Unlock a world of possibilities! Login now and discover the exclusive benefits awaiting you.
Hello guys!
I'm having issues with Qlik Replicate and would like to get some insights on it.
We have a MS-CDC SQL on premises configured as source and the target is an Azure Hyperscale database.
We have a job scheduled for a fullload at 2 AM, which it executes flawlessly and is followed by the CDC activation.
The issue is, at around 6 AM, Qlik Replicate stops applying any changes to the Target, building them on Disk as the Azure SQL db CPU goes to 100% non-stop.
Bellow a few images:
Azure DB dedicated to this Qlik Replicate Task, you can clearly see the 2 AM full load and at 6 AM there is this non-stop CPU utilization, and changes are not applied anymore.
Replicate side:
It happens every day around 6AM,
On the Source side, a few jobs run in the server between 2 AM to 6 AM, but would this be the responsible for breaking the Task? is there any kind of configuration that could be made to bypass this? I know that some tables are truncated and recreated on the source side (if this could help understanding the root cause).

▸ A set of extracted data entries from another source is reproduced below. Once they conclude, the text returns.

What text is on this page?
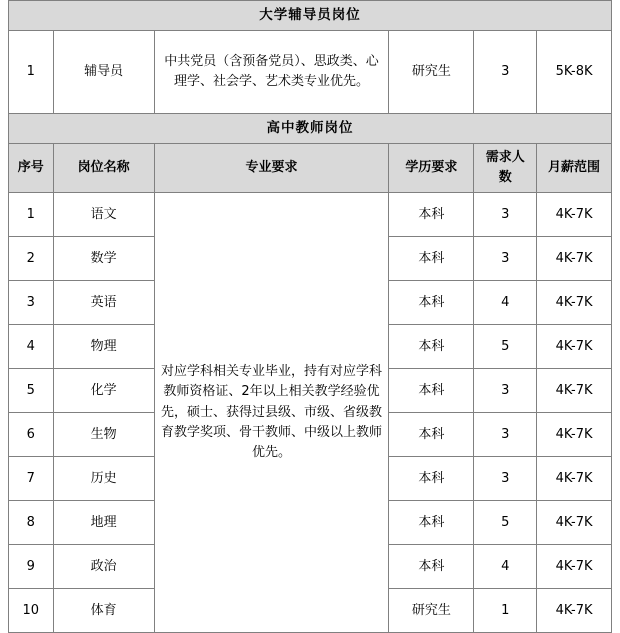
大学辅导员岗位					
1	辅导员	中共党员（含预备党员）、思政类、心理学、社会学、艺术类专业优先。	研究生	3	5K-8K
高中教师岗位					
序号	岗位名称	专业要求	学历要求	需求人数	月薪范围
1	语文	对应学科相关专业毕业，持有对应学科教师资格证、2年以上相关教学经验优先，硕士、获得过县级、市级、省级教育教学奖项、骨干教师、中级以上教师优先。	本科	3	4K-7K
2	数学		本科	3	4K-7K
3	英语		本科	4	4K-7K
4	物理		本科	5	4K-7K
5	化学		本科	3	4K-7K
6	生物		本科	3	4K-7K
7	历史		本科	3	4K-7K
8	地理		本科	5	4K-7K
9	政治		本科	4	4K-7K
10	体育		研究生	1	4K-7K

There are no logs or messages that would shed a light on it, the task seems to be running normally, but something on this might be causing Azure issues which stop receiving CDC changes.
Cheers
No need for a verbose log from Replicate - you have the query causing the issue from the DB. Good work.
It appears that the table in question [dbo].[fact_devicereadings] does NOT have a proper primary key only a unique key allowing NULL. I suspect the DB was doing a tablescan for each changes. This is because you need tablescan to find a NULL value as there is are no index entries for NULL.
Just Clone this table in DEV and fill (real) sample value and test. Set the CDC task setting "Limit the number of changes applied per change processing statement to" a low number like 100 or 1000 and see how long each chunk takes in the reptask log (set to TARGET_APPLY DEBUG) and compare with target DB top SQL statistics.
You wrote "tables are truncated " - was it really a proper TRUNCATE, or perhaps a full/partial table DELETE. Can they use a truncate on the source if a delete was being used? (maybe this is a consequence of using MS-CDC - I don't know).
Can they change to real Primary Key?
As it is you may want to exclude the table from the CDC task, and stick it into a full-load only task to be run after the source side daily reload (at 6am).
Hope this helps some,
Hein.
>> They are not using a TRUNCATE on the source, but a DELETE statement (would a Truncate work with MS-CDC? I thought it was one of the limitations)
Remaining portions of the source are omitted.